OREANDA-NEWS. Fitch has assigned TBG Global Pte Ltd's USD350m 5.25% notes due 2022, which are guaranteed by PT Tower Bersama Infrastructure Tbk (TBI; BB/Stable), but not by TBI's operating subsidiaries (opcos), a final rating of 'BB'. The final rating follows the receipt of documents conforming to information already received, and is in line with the expected rating assigned on 26 January 2015.

TBG Global Pte Ltd is a finance subsidiary of TBI, an Indonesia-based telecommunications tower operator.

KEY RATING DRIVERS

Proposed Notes Not Notched: Fitch rates the proposed notes at the same level as TBI's Issuer Default Rating (IDR) despite their structural subordination to debt at the opcos, which generate all of the group's revenue. We have not notched down the proposed notes because we believe that there will be a strong creditor recovery in a distress scenario as a high proportion of the group's operating cash flows are contractually locked in (USD2.2bn at end-September 2014).

Replacement of Opco Debt: The equalisation of the proposed notes with TBI's IDR is also based on our expectation that the company will gradually replace its debt at its opcos with debt at the holding company. Proceeds from the proposed notes will be used to partially repay unsecured bank borrowings at the opco level, which will reduce the proposed notes' structural subordination.

Mitratel Acquisition Strengthens TBI's Profile: While the acquisition of PT Dayamitra Telekomunikasi (Mitratel) will dilute TBI's EBITDA margin, it will also improve TBI's tenancy mix and cash visibility.
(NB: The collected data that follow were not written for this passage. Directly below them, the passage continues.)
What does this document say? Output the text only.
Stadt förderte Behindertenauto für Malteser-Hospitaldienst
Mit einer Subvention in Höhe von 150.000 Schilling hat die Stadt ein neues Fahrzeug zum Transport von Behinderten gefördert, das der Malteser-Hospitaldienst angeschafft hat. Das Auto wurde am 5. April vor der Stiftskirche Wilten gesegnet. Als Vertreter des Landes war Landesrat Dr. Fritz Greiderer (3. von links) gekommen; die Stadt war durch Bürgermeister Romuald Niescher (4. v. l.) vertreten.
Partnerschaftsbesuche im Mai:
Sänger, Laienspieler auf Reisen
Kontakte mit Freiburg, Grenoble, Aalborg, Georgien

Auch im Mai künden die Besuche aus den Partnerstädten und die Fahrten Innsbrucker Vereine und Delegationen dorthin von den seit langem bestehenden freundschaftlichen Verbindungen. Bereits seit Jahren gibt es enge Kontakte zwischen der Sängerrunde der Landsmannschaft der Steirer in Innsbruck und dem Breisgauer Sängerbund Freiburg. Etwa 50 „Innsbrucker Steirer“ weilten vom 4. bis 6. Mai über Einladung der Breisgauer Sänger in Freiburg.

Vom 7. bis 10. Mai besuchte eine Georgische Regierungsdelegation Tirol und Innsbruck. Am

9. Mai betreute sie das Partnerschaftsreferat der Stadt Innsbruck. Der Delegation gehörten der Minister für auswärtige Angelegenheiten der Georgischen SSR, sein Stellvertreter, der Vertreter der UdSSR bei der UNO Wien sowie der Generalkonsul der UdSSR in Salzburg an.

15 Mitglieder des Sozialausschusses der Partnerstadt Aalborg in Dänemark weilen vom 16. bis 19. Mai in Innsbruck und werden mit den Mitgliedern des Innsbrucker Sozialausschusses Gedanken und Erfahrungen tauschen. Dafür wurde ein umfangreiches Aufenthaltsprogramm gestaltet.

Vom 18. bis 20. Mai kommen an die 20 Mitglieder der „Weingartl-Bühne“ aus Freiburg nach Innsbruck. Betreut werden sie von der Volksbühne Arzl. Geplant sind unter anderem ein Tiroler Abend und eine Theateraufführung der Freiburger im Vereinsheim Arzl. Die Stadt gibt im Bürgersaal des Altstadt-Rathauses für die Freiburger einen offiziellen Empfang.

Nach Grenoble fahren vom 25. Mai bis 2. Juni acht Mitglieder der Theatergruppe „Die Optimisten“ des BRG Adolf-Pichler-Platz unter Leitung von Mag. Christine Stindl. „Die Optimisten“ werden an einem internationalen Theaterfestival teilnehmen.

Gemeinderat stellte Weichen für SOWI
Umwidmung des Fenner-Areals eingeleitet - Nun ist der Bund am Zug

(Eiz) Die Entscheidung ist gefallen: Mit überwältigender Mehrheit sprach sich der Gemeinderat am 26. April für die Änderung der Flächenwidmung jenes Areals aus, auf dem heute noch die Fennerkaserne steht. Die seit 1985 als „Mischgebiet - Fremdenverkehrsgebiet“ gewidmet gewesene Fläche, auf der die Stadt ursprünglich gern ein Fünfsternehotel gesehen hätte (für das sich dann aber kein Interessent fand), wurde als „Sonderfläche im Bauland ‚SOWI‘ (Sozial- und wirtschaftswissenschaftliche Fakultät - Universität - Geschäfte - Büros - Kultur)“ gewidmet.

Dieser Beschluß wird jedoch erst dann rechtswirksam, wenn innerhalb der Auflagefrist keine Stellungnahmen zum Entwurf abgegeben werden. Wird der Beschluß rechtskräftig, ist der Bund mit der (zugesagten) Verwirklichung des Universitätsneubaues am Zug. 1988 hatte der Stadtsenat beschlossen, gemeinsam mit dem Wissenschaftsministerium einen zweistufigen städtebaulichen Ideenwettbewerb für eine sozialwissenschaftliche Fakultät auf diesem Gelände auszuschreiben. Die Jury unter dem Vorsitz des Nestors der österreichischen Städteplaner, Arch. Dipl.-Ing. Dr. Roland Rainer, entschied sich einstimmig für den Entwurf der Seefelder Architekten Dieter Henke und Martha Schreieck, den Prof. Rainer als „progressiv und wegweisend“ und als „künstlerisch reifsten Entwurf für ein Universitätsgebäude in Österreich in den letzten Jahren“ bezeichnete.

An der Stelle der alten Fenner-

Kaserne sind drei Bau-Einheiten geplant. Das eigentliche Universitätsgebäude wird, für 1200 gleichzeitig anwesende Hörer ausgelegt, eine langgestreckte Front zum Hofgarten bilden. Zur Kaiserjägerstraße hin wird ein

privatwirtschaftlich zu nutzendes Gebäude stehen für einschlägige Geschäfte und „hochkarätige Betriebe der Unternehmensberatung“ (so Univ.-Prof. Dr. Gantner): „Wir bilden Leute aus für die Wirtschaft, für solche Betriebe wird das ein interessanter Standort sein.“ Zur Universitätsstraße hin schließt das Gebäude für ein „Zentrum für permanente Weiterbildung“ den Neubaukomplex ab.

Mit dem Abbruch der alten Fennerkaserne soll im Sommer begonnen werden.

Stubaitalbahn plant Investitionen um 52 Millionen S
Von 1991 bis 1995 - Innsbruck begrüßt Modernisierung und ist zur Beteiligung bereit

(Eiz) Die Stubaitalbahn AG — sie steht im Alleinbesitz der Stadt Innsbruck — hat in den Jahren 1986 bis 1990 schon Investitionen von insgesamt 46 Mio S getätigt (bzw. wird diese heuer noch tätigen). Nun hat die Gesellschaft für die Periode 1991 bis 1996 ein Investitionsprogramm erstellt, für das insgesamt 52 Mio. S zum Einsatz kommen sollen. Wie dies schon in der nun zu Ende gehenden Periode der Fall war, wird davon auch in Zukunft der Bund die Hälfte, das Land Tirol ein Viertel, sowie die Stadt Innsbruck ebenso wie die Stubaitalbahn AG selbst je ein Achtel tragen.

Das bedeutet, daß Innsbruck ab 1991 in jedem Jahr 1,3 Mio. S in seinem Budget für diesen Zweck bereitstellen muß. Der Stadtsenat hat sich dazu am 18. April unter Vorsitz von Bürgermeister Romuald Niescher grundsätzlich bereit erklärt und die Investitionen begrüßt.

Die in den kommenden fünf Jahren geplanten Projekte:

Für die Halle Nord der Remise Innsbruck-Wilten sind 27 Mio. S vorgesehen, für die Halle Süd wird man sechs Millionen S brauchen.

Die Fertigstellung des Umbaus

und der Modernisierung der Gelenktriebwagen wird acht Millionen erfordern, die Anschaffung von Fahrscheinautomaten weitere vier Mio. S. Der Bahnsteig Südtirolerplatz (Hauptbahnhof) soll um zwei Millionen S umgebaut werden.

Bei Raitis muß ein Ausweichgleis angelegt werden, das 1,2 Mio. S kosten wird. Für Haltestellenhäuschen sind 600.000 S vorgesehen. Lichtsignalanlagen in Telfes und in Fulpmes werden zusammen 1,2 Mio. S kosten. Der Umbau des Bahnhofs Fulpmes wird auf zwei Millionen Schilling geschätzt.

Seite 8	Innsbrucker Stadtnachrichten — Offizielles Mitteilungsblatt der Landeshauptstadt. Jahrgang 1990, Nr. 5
Fitch believes that tenancy mix will remain robust with investment-grade telcos accounting for more than 80% of revenue following the acquisition (82% in 3Q14). Additionally, cash flow visibility will improve with additional contracted revenues from Mitratel.

Strong Funding Access: In addition to its high cash flow visibility, TBI's liquidity is also supported by strong access to funding from banks and bond markets, both local and overseas, evidenced by the November 2014 raising of USD1.3bn of unsecured bank borrowings.

More Tower Sales to Come: We believe that the three largest telcos in Indonesia may further monetise their tower portfolios. The market leader PT Telekomunikasi Selular (AAA(idn)/Stable) might divest part of its tower portfolio (around 18,000 towers) despite its low leverage. PT XL Axiata Tbk (BBB/Stable) and PT Indosat Tbk (BBB/Stable) may also try to sell their tower portfolios to release capital (both still own more than 6,000 towers). Fitch believes that a debt-funded tower acquisition will be negative for TBI's ratings given the current low ratings headroom.

KEY ASSUMPTIONS

Fitch's key assumptions within our rating case for the issuer include:
- Organic growth of 1,500- 2,000 towers per annum;
- Acquisition of Mitratel is completed in 2015;
- No growth in Mitratel's reseller business;
- No tower portfolio acquisition

RATING SENSITIVITIES

Fitch expects no positive rating action as the company's leverage will remain high in the medium term.
Negative: Future developments that could individually or collectively lead to negative rating actions include:
- A debt-funded acquisition, or lease defaults by weaker telcos, or significant dividend payments leading to FFO-adjusted net leverage remaining above 4.0x on a sustained basis.